I don't believe I ever stated that I had a problem with you or you trying to find your rats homes.

EDIT: And after reading your post history, NO mod discussed it with you. At least not on the account you are posting with now. Everyone who attacked you were members. Don't try to instigate arguments.


----------



## margar

I'd like to point out the fact that the OP advertised only two babies....

So say a breeder has a waiting list of 11 people, and then the mom has 13 babies, and the breeder needs to find homes for the extra babies, what are they to do (especially in the case of new ratteries)? You can't predict the number of babies a mamma will have.


----------



## lml8787

Margar said:


> I'd like to point out the fact that the OP advertised only two babies....
> 
> So say a breeder has a waiting list of 11 people, and then the mom has 13 babies, and the breeder needs to find homes for the extra babies, what are they to do (especially in the case of new ratteries)? You can't predict the number of babies a mamma will have.


good point!


----------



## ema-leigh

Anyone who knows anything about rat breeding who know they COULD end up with 20 plus babies. They should be prepared for this, by either larger waiting lists, being in the position to keep the babies themselves or other advertising means (not a site used to rehome rescues)
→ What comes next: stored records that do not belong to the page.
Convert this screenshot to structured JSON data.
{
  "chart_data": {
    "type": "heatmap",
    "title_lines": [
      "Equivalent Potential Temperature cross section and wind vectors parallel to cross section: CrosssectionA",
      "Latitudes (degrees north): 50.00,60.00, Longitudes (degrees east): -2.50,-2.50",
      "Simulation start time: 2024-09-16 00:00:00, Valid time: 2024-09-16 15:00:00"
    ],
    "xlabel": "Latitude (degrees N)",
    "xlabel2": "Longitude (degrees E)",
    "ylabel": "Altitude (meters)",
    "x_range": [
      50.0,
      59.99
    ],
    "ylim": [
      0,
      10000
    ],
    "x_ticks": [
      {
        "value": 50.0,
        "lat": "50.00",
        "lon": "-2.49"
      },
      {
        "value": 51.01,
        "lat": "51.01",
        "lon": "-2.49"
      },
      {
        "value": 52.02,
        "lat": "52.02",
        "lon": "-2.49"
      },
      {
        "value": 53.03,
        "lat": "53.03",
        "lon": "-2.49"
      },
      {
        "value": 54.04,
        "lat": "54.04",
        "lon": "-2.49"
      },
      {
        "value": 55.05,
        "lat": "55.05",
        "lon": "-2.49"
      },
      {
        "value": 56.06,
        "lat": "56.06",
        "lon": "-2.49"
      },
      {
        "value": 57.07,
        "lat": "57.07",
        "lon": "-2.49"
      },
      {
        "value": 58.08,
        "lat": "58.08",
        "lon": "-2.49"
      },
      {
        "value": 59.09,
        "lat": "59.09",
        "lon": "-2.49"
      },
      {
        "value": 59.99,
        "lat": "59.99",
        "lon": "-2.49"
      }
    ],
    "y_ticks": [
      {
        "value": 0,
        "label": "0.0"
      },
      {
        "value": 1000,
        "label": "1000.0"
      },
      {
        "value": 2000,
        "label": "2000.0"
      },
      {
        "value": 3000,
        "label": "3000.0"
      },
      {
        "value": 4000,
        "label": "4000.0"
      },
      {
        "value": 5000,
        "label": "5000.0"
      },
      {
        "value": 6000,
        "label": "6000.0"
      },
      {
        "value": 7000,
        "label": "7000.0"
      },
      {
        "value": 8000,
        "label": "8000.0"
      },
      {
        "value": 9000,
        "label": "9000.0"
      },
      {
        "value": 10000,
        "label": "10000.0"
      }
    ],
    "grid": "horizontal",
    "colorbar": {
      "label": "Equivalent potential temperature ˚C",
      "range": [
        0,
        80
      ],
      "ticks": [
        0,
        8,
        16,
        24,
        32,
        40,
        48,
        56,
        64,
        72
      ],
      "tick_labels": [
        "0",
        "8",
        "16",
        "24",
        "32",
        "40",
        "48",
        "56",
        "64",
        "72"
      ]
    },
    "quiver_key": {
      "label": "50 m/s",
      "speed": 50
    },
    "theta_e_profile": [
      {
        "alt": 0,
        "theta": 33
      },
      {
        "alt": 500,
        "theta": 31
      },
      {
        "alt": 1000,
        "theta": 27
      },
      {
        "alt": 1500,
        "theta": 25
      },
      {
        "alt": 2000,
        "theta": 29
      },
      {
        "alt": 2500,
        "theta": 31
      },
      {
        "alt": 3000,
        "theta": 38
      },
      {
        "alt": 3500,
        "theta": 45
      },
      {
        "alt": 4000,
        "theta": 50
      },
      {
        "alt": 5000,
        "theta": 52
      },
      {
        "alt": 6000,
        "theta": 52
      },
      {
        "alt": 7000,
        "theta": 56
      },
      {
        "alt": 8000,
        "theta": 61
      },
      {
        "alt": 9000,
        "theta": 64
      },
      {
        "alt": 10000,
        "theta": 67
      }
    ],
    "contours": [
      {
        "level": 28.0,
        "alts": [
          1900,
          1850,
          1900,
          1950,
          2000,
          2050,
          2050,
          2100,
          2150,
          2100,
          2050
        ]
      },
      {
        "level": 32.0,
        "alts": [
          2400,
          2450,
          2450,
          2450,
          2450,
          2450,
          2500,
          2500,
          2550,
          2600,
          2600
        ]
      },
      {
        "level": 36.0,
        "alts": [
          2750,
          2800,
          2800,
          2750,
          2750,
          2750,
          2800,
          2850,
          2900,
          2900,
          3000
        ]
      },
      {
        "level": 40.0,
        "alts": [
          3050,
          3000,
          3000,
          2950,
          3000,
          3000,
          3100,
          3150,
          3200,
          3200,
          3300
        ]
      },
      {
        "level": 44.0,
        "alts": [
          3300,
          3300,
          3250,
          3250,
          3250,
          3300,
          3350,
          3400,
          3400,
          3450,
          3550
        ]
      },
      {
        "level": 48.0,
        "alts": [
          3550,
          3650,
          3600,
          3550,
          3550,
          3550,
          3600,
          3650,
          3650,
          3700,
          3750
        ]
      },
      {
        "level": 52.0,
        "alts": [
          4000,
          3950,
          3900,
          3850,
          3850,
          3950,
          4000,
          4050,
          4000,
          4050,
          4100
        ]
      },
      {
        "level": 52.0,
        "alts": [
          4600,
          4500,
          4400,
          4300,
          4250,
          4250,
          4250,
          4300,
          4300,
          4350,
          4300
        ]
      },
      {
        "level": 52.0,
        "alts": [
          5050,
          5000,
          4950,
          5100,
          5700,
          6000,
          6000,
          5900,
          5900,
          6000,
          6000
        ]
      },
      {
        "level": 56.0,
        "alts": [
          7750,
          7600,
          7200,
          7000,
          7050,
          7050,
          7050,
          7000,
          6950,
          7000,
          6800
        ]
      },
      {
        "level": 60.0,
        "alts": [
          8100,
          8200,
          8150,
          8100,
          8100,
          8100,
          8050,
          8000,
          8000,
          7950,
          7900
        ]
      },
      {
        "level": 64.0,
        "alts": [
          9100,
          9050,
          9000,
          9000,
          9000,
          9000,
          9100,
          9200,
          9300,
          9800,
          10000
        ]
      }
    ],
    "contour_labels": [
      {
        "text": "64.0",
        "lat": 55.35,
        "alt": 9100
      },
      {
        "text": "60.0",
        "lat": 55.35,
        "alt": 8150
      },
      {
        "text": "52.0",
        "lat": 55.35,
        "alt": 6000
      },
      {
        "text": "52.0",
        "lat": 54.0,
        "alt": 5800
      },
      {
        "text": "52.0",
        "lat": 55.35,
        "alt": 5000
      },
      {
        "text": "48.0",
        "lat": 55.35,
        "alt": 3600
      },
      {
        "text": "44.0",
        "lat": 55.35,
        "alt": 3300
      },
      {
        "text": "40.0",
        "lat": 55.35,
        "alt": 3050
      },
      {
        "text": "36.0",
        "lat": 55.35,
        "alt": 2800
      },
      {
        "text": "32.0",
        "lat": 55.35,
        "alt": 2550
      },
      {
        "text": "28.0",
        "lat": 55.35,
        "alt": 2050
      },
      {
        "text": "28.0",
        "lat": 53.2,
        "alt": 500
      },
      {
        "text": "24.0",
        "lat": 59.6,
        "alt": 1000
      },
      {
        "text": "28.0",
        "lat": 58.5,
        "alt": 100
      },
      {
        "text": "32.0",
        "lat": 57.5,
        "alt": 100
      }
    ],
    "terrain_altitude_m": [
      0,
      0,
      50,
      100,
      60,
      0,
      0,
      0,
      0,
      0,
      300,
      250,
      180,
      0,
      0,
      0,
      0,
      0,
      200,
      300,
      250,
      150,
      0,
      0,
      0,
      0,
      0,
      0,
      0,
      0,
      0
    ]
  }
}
I think its more about the morals of the breeder in question. Ethical breeders are trying to help the species as a whole, this includes existing rats and there should be a respect in place for the rescue rats having priority on sites such as these. The breeder could advertise on castanet, kijiji or a site like that. I have waiting lists and advertise on castanet occasionally. There has to be some kind of advertising to promote adopting from good breeders instead of pet stores.


----------